Label’Vie, autre mastodonte du secteur, mise sur le multiformat, à travers des enseignes aussi diverses que Carrefour, Supeco, Carrefour Gourmet ou encore Atacadao. Sa présence en Bourse depuis 2008 témoigne d’une volonté de transparence et d’investissement à long terme, avec 251 points de vente totalisant près de 270.000 m² de surface commerciale. Le groupe adopte une logique de couverture étendue et segmentée, qui cible aussi bien les ménages à haut revenu que les consommateurs à la recherche de prix cassés.
Aswak Assalam, bras armé du groupe Ynna Holding, poursuit de son côté un développement plus mesuré mais significatif. Présent dans les principales villes du Royaume, son réseau de 15 hypermarchés couvre environ 53.500 m², avec une politique de fidélisation appuyée sur la proximité et la relation client.
BIM et Kazyon : la montée en force du hard discount
Deux enseignes font figure de fers de lance d’un modèle importé et adapté : celui du hard discount, fondé sur des prix très bas, une offre limitée mais essentielle, et une forte capillarité géographique.
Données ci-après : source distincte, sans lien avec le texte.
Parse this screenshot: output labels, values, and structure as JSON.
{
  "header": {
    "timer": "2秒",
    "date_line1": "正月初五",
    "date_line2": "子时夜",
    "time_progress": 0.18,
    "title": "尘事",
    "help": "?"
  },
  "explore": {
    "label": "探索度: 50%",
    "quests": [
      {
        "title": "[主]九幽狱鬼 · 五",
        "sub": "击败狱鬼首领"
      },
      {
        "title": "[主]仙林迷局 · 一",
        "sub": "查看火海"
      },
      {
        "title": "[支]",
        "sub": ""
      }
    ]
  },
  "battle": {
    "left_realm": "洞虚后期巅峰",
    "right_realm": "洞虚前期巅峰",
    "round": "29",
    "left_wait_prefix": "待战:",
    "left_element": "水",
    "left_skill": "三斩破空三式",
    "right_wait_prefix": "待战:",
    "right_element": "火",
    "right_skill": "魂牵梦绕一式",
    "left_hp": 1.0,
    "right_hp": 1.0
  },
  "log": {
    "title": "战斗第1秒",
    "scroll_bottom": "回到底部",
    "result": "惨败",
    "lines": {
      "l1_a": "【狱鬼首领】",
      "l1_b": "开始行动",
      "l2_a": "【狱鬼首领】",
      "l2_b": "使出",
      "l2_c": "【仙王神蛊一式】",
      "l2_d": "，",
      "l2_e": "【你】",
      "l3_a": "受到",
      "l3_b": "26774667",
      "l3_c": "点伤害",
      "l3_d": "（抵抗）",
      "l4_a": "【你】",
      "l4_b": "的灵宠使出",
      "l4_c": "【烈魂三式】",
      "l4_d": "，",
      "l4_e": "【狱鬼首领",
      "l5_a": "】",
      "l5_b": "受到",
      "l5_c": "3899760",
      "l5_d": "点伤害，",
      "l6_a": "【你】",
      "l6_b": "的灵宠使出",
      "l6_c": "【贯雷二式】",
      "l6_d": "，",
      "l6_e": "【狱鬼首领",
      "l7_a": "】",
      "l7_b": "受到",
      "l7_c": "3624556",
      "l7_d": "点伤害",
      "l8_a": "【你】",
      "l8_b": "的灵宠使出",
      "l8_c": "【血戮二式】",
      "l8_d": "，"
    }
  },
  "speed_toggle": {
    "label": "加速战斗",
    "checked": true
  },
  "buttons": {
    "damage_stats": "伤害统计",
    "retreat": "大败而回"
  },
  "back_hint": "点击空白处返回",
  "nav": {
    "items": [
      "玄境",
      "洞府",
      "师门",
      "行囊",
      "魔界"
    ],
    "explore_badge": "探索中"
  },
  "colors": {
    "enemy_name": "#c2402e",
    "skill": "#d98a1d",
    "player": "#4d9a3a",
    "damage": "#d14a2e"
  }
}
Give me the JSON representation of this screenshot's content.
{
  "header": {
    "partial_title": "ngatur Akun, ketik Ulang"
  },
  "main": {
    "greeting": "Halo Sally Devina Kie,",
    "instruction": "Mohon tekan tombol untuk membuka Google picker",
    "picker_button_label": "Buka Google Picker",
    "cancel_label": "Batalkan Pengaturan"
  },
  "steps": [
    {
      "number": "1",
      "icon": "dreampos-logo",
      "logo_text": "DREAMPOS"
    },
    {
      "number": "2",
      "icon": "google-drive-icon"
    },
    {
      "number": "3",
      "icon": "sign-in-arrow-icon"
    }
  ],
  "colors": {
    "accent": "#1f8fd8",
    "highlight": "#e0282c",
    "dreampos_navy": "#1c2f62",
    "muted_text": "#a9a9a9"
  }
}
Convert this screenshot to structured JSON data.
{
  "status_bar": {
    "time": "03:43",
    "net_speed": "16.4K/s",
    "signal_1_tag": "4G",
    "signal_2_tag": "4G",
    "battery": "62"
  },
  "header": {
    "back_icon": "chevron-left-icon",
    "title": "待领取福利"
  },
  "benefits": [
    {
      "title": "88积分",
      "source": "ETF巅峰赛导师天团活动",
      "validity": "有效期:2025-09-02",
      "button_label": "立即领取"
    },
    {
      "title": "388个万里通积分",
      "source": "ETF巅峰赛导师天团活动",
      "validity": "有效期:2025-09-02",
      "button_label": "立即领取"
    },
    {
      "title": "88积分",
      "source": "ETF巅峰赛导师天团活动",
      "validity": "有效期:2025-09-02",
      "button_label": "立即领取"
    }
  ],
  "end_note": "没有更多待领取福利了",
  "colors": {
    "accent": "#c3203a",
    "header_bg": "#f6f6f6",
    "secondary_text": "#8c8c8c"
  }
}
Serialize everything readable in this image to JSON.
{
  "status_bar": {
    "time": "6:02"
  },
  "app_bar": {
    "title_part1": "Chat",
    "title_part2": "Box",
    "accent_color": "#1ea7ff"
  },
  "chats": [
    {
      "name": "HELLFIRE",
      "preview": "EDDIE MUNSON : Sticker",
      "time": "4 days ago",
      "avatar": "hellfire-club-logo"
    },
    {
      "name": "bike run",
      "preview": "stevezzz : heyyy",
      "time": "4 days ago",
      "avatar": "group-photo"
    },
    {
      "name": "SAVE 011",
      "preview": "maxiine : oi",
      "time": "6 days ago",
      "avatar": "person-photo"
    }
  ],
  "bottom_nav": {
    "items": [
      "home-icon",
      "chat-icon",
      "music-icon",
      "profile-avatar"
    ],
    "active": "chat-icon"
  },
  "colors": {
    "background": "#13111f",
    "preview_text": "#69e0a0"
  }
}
BIM Maroc, filiale de la société turque éponyme, est sans doute le leader incontesté dans ce registre. Avec près de 789 magasins en 2024, soit près de 220 ouvertures en trois ans, l’enseigne a su implanter un modèle fondé sur la simplicité, la réactivité logistique et une couverture massive des quartiers populaires et des zones périurbaines. Cette présence étendue en fait un acteur incontournable pour des millions de Marocains à faible et moyen revenu.
Kazyon Maroc, nouveau venu issu d’une société britannique très implantée en Égypte, adopte une stratégie similaire. En à peine plus d’un an d’existence, la marque a ouvert environ 150 points de vente, avec un développement particulièrement dense sur l’axe Rabat-Casablanca. Son concept : de petites unités de vente (150 à 300 m²), des prix serrés, un approvisionnement resserré, et une proximité maximale avec les bassins de population.
Une concurrence encore inégale, un potentiel à structurer
Malgré ces avancées, le Conseil de la concurrence rappelle que le marché de la grande distribution demeure largement dominé par le commerce traditionnel, qui capte encore la majorité des ventes, notamment pour les produits frais. Les bouchers, primeurs, poissonniers et autres commerçants de quartier bénéficient d’une fidélité historique et d’une flexibilité opérationnelle difficile à concurrencer.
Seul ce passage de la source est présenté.